User generated content (UGC) is a valuable but underutilized source of information about individuals who participate in online cessation interventions. This study represents a first effort to passively detect smoking status among members of an online cessation program using UGC.
Secondary data analysis was performed on data from 826 participants in a web-based smoking cessation randomized trial that included an online community. Domain experts from the online community reviewed each post and comment written by participants and attempted to infer the author’s smoking status at the time it was written. Inferences from UGC were validated by comparison with self-reported 30-day point prevalence abstinence (PPA). Following validation, the impact of this method was evaluated across all individuals and time points in the study period.
Of the 826 participants in the analytic sample, 719 had written at least one post from which content inference was possible. Among participants for whom unambiguous smoking status was inferred during the 30 days preceding their 3-month follow-up survey, concordance with self-report was almost perfect (kappa = 0.94). Posts indicating abstinence tended to be written shortly after enrollment (median = 14 days).
Passive inference of smoking status from UGC in online cessation communities is possible and highly reliable for smokers who actively produce content.

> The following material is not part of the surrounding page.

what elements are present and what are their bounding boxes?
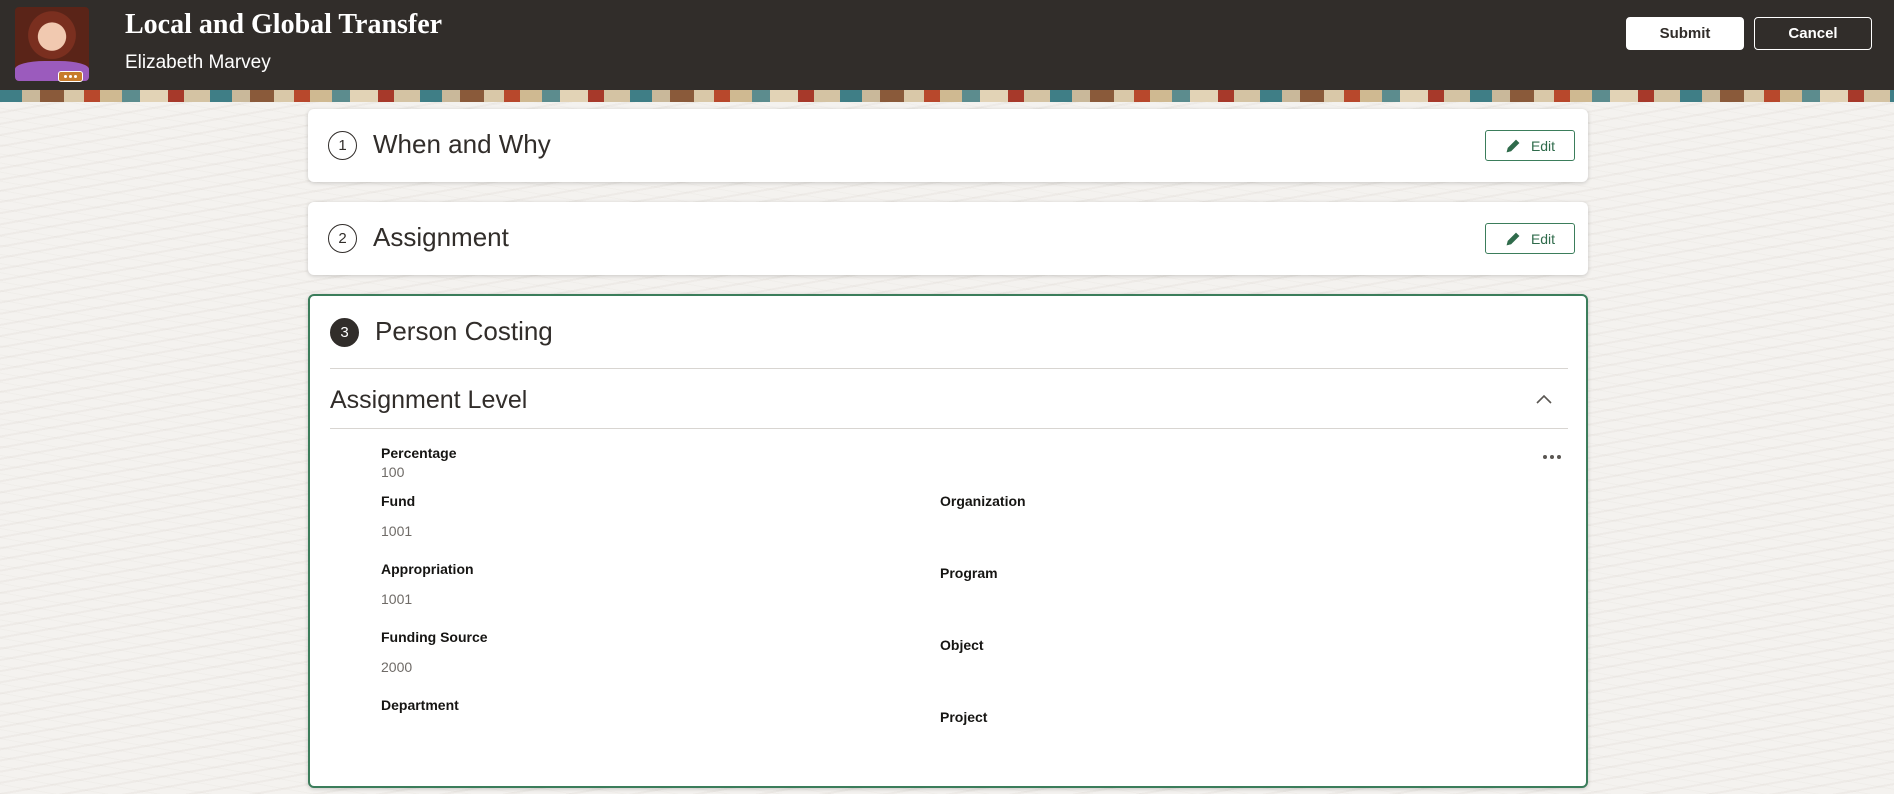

These results lay the groundwork for further development of observational research tools and intervention innovations.
A proof-of-concept methodology for inferring smoking status from user generated content in online cessation communities is presented and validated. Content inference of smoking status makes a key cessation variable available for use in observational designs. This method provides a powerful tool for researchers interested in online cessation interventions and establishes a foundation for larger scale application via machine learning.